Bernard and I started dating two years ago. We met in London, we were there for the holidays. His father and me father are good friends, and they decided to take both families to London. Well, he was the only kid my age, so we spent a lot of time together, and we fell in love.

I still remember our first kiss, it was in Trafalgar Square. It was the last Sunday of our holidays, and me and my family were flying back the following day. He was staying for another week. It was so sweet, so shy, yet sweet. I’ve never had good relationships, and I really thought this could be a good one. He was so sweet.
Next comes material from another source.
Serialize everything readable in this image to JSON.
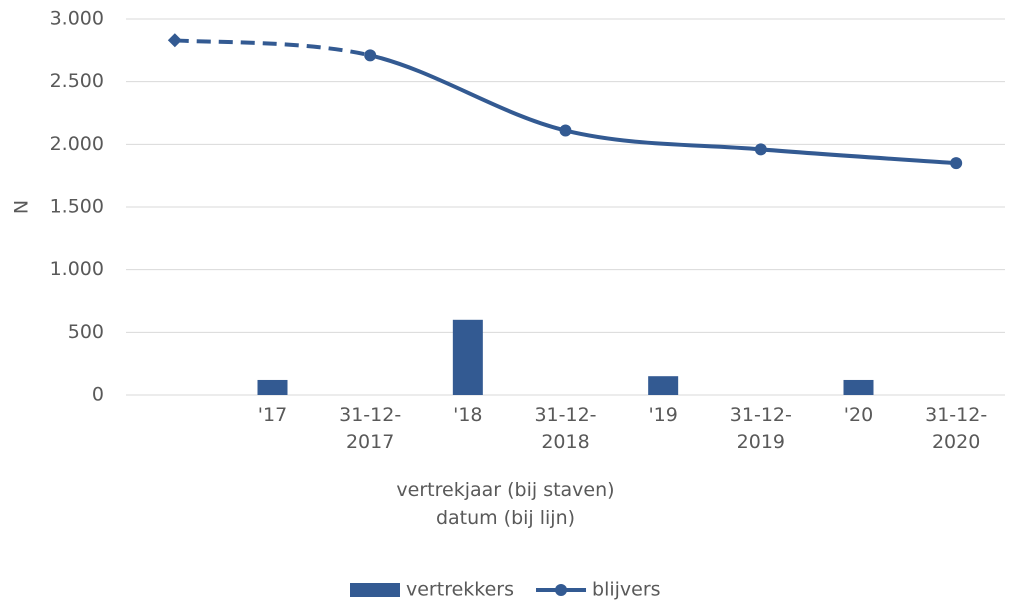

Anyways, when I returned to Buenos Aires, I knew I was in love with him. and for a week, I tried to quiet the feelings, thinking that it was just a crush. After the events on the island, I’ve had a lot of crushes. But I was aching so much to see him. Also I was reading Brave New World, and every time I came across his name, the world was brighter and I melted.

Then he returned and when we saw the next day at school, I told him what I felted, and he said he loved me too. Since that day, my hand almost never left his. Every Friday, he gave me a red rose, saying he wanted to return me some of my own light. He was so sweet. One month after we began dating, we had sex for the first time, no, not sex, we made love. It was the sweetest night of my life. I remember the way he looked me in the eye and said he loved me. I’ve never felt so much pleasure in my life. I came four times. Then I fell asleep on his arms.

And for two years, I had roses, and I made love to a man I loved. And for two years, the stars seemed to be brighter, and I always felt it was spring when I was by his side. I have always been a spring girl.

Then, a week ago, he asked me out. I thought it was just another date, but he took me to cafe, and he was looking weird. Then he ordered me and Irish coffee, and when it came, he looked me in the eye and said: “I’m sorry Scarlett, but I can’t do this anymore. I don’t love you anymore, I don’t want you to call me, or to search for me. I’m sorry, I know it hurts, but I can’t. It is for the best. Goodbye” And then he left without looking back. I was in shock, it took me nearly ten minutes to understand what he said. Then I cried, and cried, and I ran home. I have not seen him since then. He is going away now. And I am hear, crying over a keyboard, writing this for eyes that I do not know.

God, the pain is so vast. I feel like dying, it feels just like Nathalie. Maybe worst.

Fuck Bernard, what happened? Please if you read this, please tell me what happened, tell me what did I do.